NIENTE FLASH. E allora, la strada verso Torino: lunga, probabilmente troppo per qualcuno, ma anche dritta e opportunamente asfaltata da Sarri in persona. Il grande autore del capolavoro scritto e confezionato dal Napoli fin qui, con la tuta e il mozzicone d'ordinanza sempre tra le labbra, ne ha fatta un'altra delle sue: nel senso che ha deciso di continuare a seguire il proprio istinto e il proprio stile, a prescindere dall'avversario e dalla posta in palio. Il progetto dell'allenatore Sarri è di blindare i ragazzi dalle emozioni sue e di chiunque altro. Foss'anche di un fotografo senza flash: non è un caso che ieri, avendo optato per l'isolamento e la concentrazione, abbia chiesto esplicitamente di rinviare lo scatto della foto ufficiale della squadra. Un attimo prima di mettersi in posa e sorridere. 
 
"PER LA GENTE". Una deviazione dal tema, però, l'aveva fornita già domenica: «Non firmo per il pareggio: la mia squadra deve avere la faccia tosta di andare lì a giocare a calcio.

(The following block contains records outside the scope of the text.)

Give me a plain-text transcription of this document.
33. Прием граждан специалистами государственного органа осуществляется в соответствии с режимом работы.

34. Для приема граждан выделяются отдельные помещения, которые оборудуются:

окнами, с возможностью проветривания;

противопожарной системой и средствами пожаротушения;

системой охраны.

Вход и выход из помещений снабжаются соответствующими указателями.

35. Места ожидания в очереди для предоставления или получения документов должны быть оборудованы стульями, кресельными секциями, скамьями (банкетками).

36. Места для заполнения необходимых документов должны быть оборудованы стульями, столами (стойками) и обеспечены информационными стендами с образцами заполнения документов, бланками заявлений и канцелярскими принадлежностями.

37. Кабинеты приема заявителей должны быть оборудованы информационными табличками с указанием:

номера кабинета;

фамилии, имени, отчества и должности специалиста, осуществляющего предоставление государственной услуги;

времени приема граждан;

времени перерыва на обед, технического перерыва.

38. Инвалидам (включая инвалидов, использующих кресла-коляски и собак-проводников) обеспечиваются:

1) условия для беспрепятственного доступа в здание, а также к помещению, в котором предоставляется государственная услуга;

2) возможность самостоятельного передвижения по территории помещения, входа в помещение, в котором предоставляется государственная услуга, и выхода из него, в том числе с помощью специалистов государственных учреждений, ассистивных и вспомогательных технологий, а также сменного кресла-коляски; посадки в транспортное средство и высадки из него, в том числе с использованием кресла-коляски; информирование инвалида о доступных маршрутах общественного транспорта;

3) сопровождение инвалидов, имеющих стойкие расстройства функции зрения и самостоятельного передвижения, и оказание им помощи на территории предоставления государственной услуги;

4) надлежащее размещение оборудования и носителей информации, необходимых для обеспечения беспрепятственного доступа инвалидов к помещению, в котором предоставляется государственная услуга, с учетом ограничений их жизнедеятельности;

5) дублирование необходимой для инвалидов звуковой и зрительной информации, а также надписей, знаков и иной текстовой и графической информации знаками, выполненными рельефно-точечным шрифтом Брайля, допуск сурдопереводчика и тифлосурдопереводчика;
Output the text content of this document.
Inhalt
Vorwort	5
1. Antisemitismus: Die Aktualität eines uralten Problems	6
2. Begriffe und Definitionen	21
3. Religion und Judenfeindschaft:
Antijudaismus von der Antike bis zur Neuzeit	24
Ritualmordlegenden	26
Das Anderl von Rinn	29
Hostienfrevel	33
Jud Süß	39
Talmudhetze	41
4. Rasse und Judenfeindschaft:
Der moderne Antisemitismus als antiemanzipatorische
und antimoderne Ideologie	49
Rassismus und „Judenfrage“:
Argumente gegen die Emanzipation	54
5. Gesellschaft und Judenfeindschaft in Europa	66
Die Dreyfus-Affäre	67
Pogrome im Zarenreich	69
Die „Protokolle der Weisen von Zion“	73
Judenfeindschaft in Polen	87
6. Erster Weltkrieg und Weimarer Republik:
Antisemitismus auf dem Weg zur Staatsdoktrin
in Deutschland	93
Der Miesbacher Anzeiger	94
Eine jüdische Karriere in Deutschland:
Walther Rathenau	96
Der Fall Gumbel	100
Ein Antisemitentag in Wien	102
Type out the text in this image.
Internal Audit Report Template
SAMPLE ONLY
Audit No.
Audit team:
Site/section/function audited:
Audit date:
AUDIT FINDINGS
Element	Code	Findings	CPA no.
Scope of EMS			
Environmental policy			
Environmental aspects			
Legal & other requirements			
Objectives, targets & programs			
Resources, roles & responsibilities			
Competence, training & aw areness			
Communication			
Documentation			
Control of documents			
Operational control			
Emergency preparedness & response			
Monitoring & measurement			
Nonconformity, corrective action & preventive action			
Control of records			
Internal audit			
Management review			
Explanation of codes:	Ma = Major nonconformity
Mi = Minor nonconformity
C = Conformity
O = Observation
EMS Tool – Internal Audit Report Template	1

Con la Juve voglio giocarmela: andremo a Torino per rendere orgoglio alla nostra gente». Parole da film, altro che Pacino, che Sarri ha ripetuto anche alla squadra aprendo una parentesi poi chiusa in un amen. La consueta eccezione che conferma una regola avvalorata soprattutto da una considerazione: partite come quella di sabato regalano di per sé fiumi di adrenalina, e dunque il compito più arduo è proprio gestire la pressione. Ed evitare sovraccarichi controproducenti per un gruppo costantemente al centro dell'attenzione di una città che vive per il Napoli.  
 
L'ABITUDINE. Secondo Sarri, infatti, il vero pericolo potrebbe nascondersi proprio nelle pieghe di un altro discorso fatto ancora dopo la vittoria con il Carpi: la Juve è abituata a certe partite, mentre gli azzurri, nonostante qualche giocatore avvezzo alle cime e un personaggio come Reina dotato di una personalità tale da riuscire a modulare l'umore di un intero spogliatoio, non sono mai arrivati a giocarsi uno scudetto del genere. Per altro nello stadio dei tetracampioni che, casualmente, sono anche gli storici rivali sportivi di un'intera città. Che sballo. 
 
LA CHIAVE. La questione, insomma, continuerà ad andare avanti così fino a venerdì. Giorno della partenza per Torino: Sarri dirigerà il lavoro come sempre, fumerà centinaia di sigarette come sempre e parlerà molto meno del solito. Tanto i concetti chiave li ha già svelati pubblicamente e sottolineati privatamente: con la Juve si gioca per vincere; e si gioca per la gente di Napoli. Più chiaro di così.